I am building my aerobic base while losing weight at the same time. This translates to a very long period of base-building and very slow paces. I expect to be building until at least the end of the year. I am making measurable progress in both areas. My weight is coming down -- inches off the waist as my resistance training is adding upper body muscle -- and my aerobic base is improving -- faster times with lower heart rates. Keep in mind that "faster" has no relation to "fast" in this case. Let's just say that I cover the same distance in less time with a lower average and peak heart rate.
Building strength, muscle, and endurance -- all still happening in the years past 55. That is good news for all of us. BTW, my resistance training consists of high-repetition dumbbell workouts, using dumbbells over a range of weights from 10 to 40 pounds each (as in, each hand). My workouts now are about 40 minutes and I just hit a total lift of 13,400 pounds (weight times reps for each exercise). Running-wise, I am doing a three-mile LvSD (Long very Slow Distance), walking 2/3 of a mile to cool down, then back into two miles of 100-meter intervals and another cool down walk. This workout takes about an hour and 45 minutes.

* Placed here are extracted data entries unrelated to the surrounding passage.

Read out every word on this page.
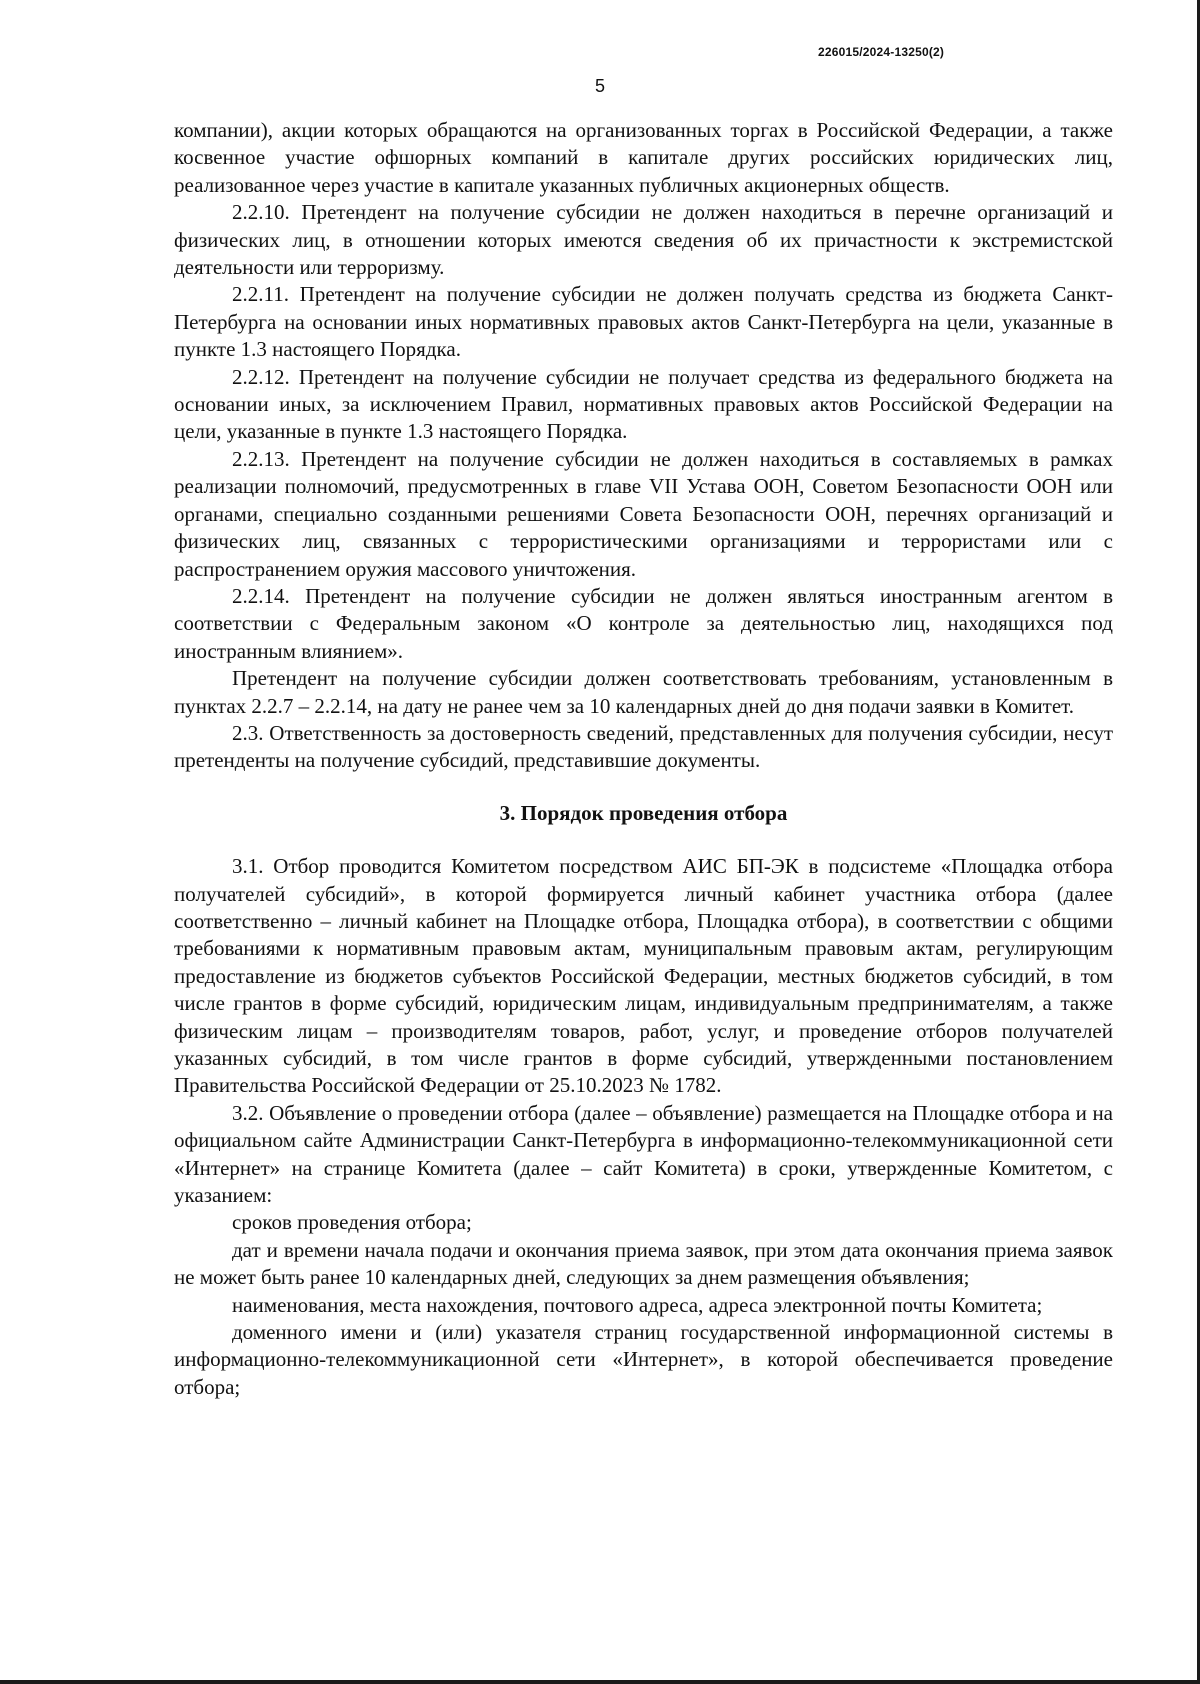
226015/2024-13250(2)
5

компании), акции которых обращаются на организованных торгах в Российской Федерации, а также косвенное участие офшорных компаний в капитале других российских юридических лиц, реализованное через участие в капитале указанных публичных акционерных обществ.

2.2.10. Претендент на получение субсидии не должен находиться в перечне организаций и физических лиц, в отношении которых имеются сведения об их причастности к экстремистской деятельности или терроризму.

2.2.11. Претендент на получение субсидии не должен получать средства из бюджета Санкт-Петербурга на основании иных нормативных правовых актов Санкт-Петербурга на цели, указанные в пункте 1.3 настоящего Порядка.

2.2.12. Претендент на получение субсидии не получает средства из федерального бюджета на основании иных, за исключением Правил, нормативных правовых актов Российской Федерации на цели, указанные в пункте 1.3 настоящего Порядка.

2.2.13. Претендент на получение субсидии не должен находиться в составляемых в рамках реализации полномочий, предусмотренных в главе VII Устава ООН, Советом Безопасности ООН или органами, специально созданными решениями Совета Безопасности ООН, перечнях организаций и физических лиц, связанных с террористическими организациями и террористами или с распространением оружия массового уничтожения.

2.2.14. Претендент на получение субсидии не должен являться иностранным агентом в соответствии с Федеральным законом «О контроле за деятельностью лиц, находящихся под иностранным влиянием».

Претендент на получение субсидии должен соответствовать требованиям, установленным в пунктах 2.2.7 – 2.2.14, на дату не ранее чем за 10 календарных дней до дня подачи заявки в Комитет.

2.3. Ответственность за достоверность сведений, представленных для получения субсидии, несут претенденты на получение субсидий, представившие документы.

3. Порядок проведения отбора

3.1. Отбор проводится Комитетом посредством АИС БП-ЭК в подсистеме «Площадка отбора получателей субсидий», в которой формируется личный кабинет участника отбора (далее соответственно – личный кабинет на Площадке отбора, Площадка отбора), в соответствии с общими требованиями к нормативным правовым актам, муниципальным правовым актам, регулирующим предоставление из бюджетов субъектов Российской Федерации, местных бюджетов субсидий, в том числе грантов в форме субсидий, юридическим лицам, индивидуальным предпринимателям, а также физическим лицам – производителям товаров, работ, услуг, и проведение отборов получателей указанных субсидий, в том числе грантов в форме субсидий, утвержденными постановлением Правительства Российской Федерации от 25.10.2023 № 1782.

3.2. Объявление о проведении отбора (далее – объявление) размещается на Площадке отбора и на официальном сайте Администрации Санкт-Петербурга в информационно-телекоммуникационной сети «Интернет» на странице Комитета (далее – сайт Комитета) в сроки, утвержденные Комитетом, с указанием:

сроков проведения отбора;

дат и времени начала подачи и окончания приема заявок, при этом дата окончания приема заявок не может быть ранее 10 календарных дней, следующих за днем размещения объявления;

наименования, места нахождения, почтового адреса, адреса электронной почты Комитета;

доменного имени и (или) указателя страниц государственной информационной системы в информационно-телекоммуникационной сети «Интернет», в которой обеспечивается проведение отбора;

I am well-exhausted after these workouts. I run MWF, and lift and do at least 30 minutes on the Nordic-Tack skier on TTh. Just as all the landscaping work held me back from having the energy to workout, now my workouts leave me too tired to do much landscaping. The landscaping is mostly done except maintenance, anyway, which has its widely varying degrees of intensity. My activity priority is fitness now, without being irresponsible toward other tasks.
I have been improving my eating habits (80 percent of weight-loss comes from reducing food intake and only 20 percent from exercise), but I have spent decades cultivating bad habits. Improving these bad habits is good, but I have to face the truth and say that my improvements have only made them less-bad, not good. So now I am working on taking my eating habits from bad, to less bad, to something approaching good (which will likely leave room for further improvement once I get to that level).
Why all this? Do I want to race or do a marathon before I am 70? No. No. I love the solitary runs along country roads. I love to workout. Mostly, though, I love that I feel better about all of my life when I feel like there is nothing holding me back from doing the things I wish to do. I am not trying to add days to my life; I am trying to add more life to my days.